What is notable is that all of the new Push maps, such as Colosseo and Toronto, are long snakey corridors through cities that are Swiss-cheesed through with doors and sniper perches and ways to move quickly from forward spawns back to the robot by cutting across large chunks of the route. It emphasizes the more “swarm” type of playstyle the game is now encouraging instead of the slower, position-dependent tactics of Overwatch.
This would be surprising if this wasn’t the direction that the game was slowly creeping towards all along, even though when it first came out, then-game director Jeff Kaplan spoke about not wanting to be like other FPS games. Now Overwatch 2 has a detailed match scoreboard with individual player stats across both teams. (But no KDA ratio, at least.)
It would be easy to be totally pessimistic about the way that this game is changing itself over the course of a few years, even farther away from what was promised when it was initially released. Change isn’t always bad, and competitive games have improved since Overwatch first released. The move to this new version does bring some fun perks like a comprehensive ping system, new hero models and cool cosmetic additions.

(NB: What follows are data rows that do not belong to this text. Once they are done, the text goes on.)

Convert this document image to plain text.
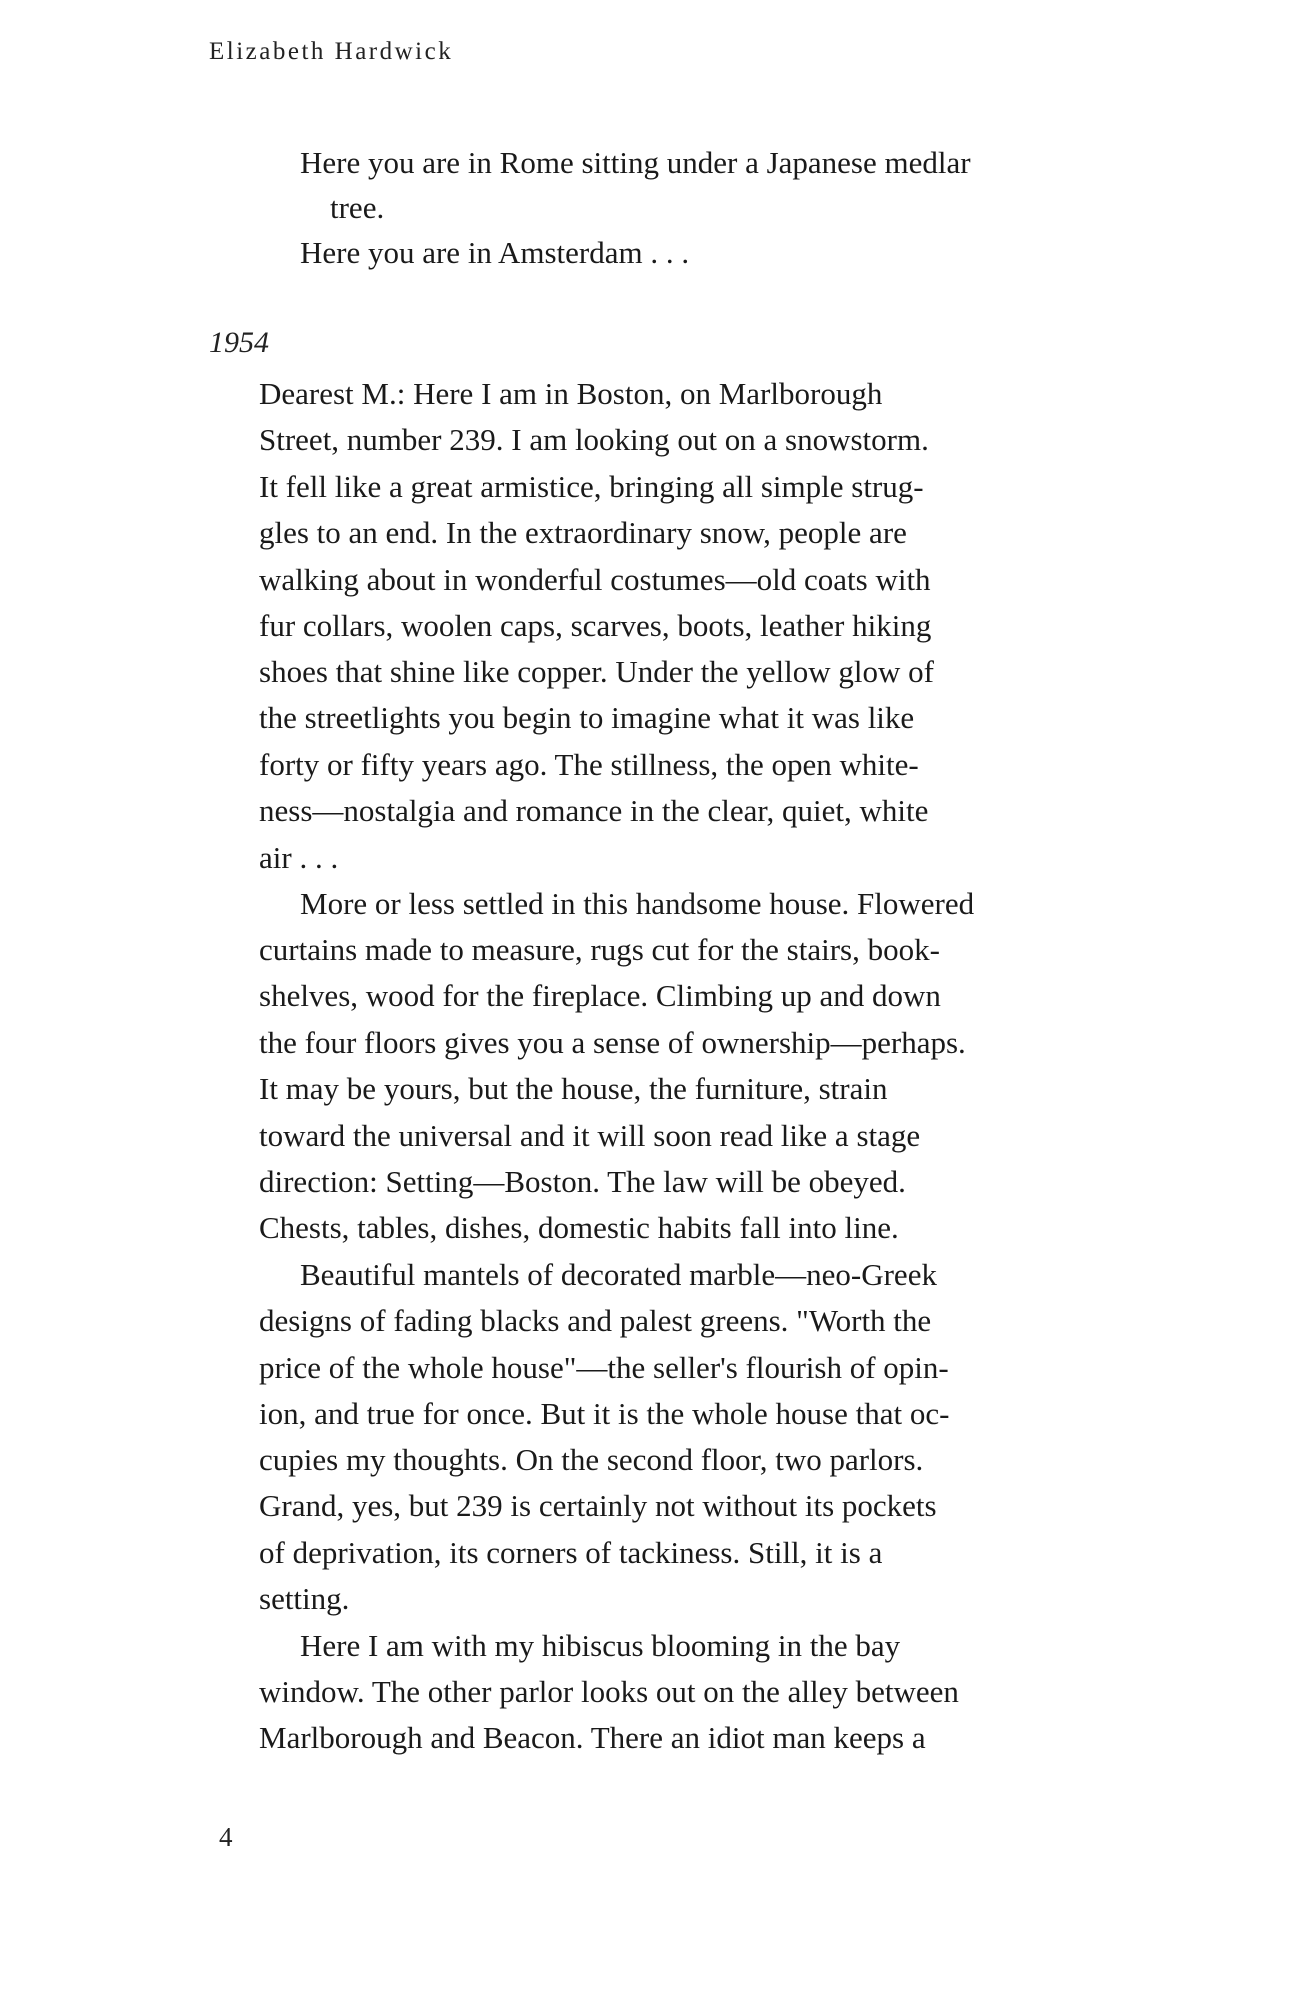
Elizabeth Hardwick
Here you are in Rome sitting under a Japanese medlar
tree.
Here you are in Amsterdam . . .
1954
Dearest M.: Here I am in Boston, on Marlborough
Street, number 239. I am looking out on a snowstorm.
It fell like a great armistice, bringing all simple strug-
gles to an end. In the extraordinary snow, people are
walking about in wonderful costumes—old coats with
fur collars, woolen caps, scarves, boots, leather hiking
shoes that shine like copper. Under the yellow glow of
the streetlights you begin to imagine what it was like
forty or fifty years ago. The stillness, the open white-
ness—nostalgia and romance in the clear, quiet, white
air . . .
More or less settled in this handsome house. Flowered
curtains made to measure, rugs cut for the stairs, book-
shelves, wood for the fireplace. Climbing up and down
the four floors gives you a sense of ownership—perhaps.
It may be yours, but the house, the furniture, strain
toward the universal and it will soon read like a stage
direction: Setting—Boston. The law will be obeyed.
Chests, tables, dishes, domestic habits fall into line.
Beautiful mantels of decorated marble—neo-Greek
designs of fading blacks and palest greens. "Worth the
price of the whole house"—the seller's flourish of opin-
ion, and true for once. But it is the whole house that oc-
cupies my thoughts. On the second floor, two parlors.
Grand, yes, but 239 is certainly not without its pockets
of deprivation, its corners of tackiness. Still, it is a
setting.
Here I am with my hibiscus blooming in the bay
window. The other parlor looks out on the alley between
Marlborough and Beacon. There an idiot man keeps a
4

When you realize what the trade-off ultimately is, like pushing back a launch date for the mysterious PVE mode, you wonder if it’s worth it. So much has been taken out of the center of this once-optimistic, storybook shooter in order to pursue greater profits and more competitive legitimacy. It is only the strength of the original premise that makes it still look appealing now, even with all of the changes to make it into something sleeker and more lethal.
Overwatch had the rare gift of being so unique in one moment in time, only to have other games take the most superficial parts to iterate on the status quo in shooters. Now, it is Overwatch’s turn to take from them in order to stay alive, potentially ruining itself in the process. How many things can be replaced before it is no longer Overwatch? Is it silly to cling to a design ideology that is quickly being scrubbed away in favor of becoming something closer to everything else? When the servers finally come up and we are all allowed to play Overwatch 2, we will finally know the answer.